Expresso adianta, na sua edição desta quinta-feira, que a SAD do Benfica e Paulo Gonçalves “são suspeitos de tentarem controlar árbitros”.

Aquele jornal avança que o antigo responsável pelo departamento jurídico da SAD benfiquista terá tentando realizar esse controlo por via de “acesso a informações pessoais dos homens do apito”.

Paulo Gonçalves, a quem o jornal denomina de “braço direito de Luís Filipe Vieira”, terá pedido “a José Augusto Silva para espiar pessoas ligadas à arbitragem”.

Ainda assim, o Expresso não revela de onde surge esta informação hoje divulgada e com ampla difusão na comunicação social.

Nos últimos dias, a defesa e a acusação no âmbito do processo E-Toupeira têm vindo a trabalhar juridicamente para um eventual novo passo do processo no  Tribunal da Relação de Lisboa.

A 21 de dezembro de 2018, recorde-se, a juíza Ana Peres do Tribunal Central de Instrução Criminal (TCIC) decidiu não pronunciar a sociedade encarnada no processo E-Toupeira. O Sporting acabou por não recorrer da sentença, ao contrário do Ministério Público e de e Perdigão da Silva (ex-árbitro e também assistente no processo).

Até ao momento, Paulo Gonçalves (ex-assessor jurídico da SAD encarnada) e José Augusto Silva (técnico informático) são os únicos arguidos.

A Benfica SAD, lembre-se, considera que o MP “insiste na busca incessante, errada e não sustentada” pela sua responsabilização por atos alegadamente praticados pelo antigo assessor jurídico do clube Paulo Gonçalves.

Atualização:

A SIC informa hoje que a SAD do Benfica e Paulo Gonçalves, ex- assessor jurídico, são suspeitos de tentarem controlar os árbitros através do acesso a informações pessoais, tais como nome completo, morada e remunerações, com o intuito de criar um ficheiro com informações privadas.

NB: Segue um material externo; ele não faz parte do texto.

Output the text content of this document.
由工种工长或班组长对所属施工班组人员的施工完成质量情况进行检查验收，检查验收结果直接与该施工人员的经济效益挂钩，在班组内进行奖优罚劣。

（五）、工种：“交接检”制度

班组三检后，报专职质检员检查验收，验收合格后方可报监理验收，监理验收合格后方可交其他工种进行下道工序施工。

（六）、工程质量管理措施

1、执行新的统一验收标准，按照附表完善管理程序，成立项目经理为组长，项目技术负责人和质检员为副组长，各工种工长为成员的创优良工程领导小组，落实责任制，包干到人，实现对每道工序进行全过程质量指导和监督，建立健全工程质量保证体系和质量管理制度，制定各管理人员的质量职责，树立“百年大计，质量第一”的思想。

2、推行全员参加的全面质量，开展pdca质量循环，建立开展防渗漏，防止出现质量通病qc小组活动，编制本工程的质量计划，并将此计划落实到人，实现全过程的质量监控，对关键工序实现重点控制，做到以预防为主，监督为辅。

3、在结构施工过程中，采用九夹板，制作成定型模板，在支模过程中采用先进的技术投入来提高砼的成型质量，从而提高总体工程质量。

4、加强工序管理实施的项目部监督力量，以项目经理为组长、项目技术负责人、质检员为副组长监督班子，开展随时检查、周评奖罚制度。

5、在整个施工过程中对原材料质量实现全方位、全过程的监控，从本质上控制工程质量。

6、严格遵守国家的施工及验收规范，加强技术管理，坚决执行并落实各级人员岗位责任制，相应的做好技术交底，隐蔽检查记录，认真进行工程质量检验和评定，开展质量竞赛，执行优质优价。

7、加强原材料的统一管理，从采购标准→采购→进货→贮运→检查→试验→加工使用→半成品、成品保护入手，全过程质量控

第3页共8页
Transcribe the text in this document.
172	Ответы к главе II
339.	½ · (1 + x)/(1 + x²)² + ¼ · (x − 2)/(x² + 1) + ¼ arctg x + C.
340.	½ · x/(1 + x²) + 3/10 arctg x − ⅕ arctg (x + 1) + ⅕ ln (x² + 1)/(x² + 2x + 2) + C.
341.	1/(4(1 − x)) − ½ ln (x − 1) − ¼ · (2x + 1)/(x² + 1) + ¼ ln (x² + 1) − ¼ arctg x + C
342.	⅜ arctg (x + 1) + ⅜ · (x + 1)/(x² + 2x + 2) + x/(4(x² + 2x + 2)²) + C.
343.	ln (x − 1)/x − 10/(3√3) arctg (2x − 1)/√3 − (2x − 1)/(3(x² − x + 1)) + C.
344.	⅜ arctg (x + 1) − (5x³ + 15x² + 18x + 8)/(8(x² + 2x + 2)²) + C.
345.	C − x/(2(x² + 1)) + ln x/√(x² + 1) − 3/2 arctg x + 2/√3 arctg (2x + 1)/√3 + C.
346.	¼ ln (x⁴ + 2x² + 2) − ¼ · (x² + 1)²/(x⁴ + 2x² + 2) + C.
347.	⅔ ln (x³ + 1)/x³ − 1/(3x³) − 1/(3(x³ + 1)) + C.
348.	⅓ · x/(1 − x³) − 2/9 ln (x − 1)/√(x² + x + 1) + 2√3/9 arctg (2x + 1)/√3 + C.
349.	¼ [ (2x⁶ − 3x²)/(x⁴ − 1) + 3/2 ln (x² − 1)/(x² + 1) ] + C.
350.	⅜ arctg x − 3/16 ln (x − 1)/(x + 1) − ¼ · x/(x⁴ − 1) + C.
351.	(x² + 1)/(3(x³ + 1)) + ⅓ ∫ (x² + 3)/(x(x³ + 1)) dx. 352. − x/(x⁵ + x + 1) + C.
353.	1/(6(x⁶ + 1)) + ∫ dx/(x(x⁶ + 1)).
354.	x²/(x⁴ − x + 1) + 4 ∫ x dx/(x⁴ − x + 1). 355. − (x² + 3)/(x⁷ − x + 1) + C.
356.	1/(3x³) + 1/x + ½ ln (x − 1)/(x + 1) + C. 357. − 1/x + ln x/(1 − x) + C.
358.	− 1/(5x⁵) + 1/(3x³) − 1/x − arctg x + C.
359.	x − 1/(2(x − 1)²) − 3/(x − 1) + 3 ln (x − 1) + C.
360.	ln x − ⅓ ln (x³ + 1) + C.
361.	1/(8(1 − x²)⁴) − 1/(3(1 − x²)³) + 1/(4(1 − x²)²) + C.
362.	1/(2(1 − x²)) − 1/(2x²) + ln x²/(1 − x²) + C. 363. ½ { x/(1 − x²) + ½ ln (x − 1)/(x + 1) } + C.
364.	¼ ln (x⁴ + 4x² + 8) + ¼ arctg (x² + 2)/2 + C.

De acordo com o Ministério Público, Paulo Gonçalves pediu a José Augusto Silva para espiar pessoas ligadas à arbitragem com o objetivo de obter informações privadas, criando um canal interno de acesso a informações. A acusação refere que “bisbilhotaram”, é este o termo usado, a vida de dezenas de árbitros.

O Ministério Público diz que as contrapartidas eram feitas através de bilhetes vip, acesso a áreas reservadas, estacionamento privado, alimentação e camisolas do Benfica.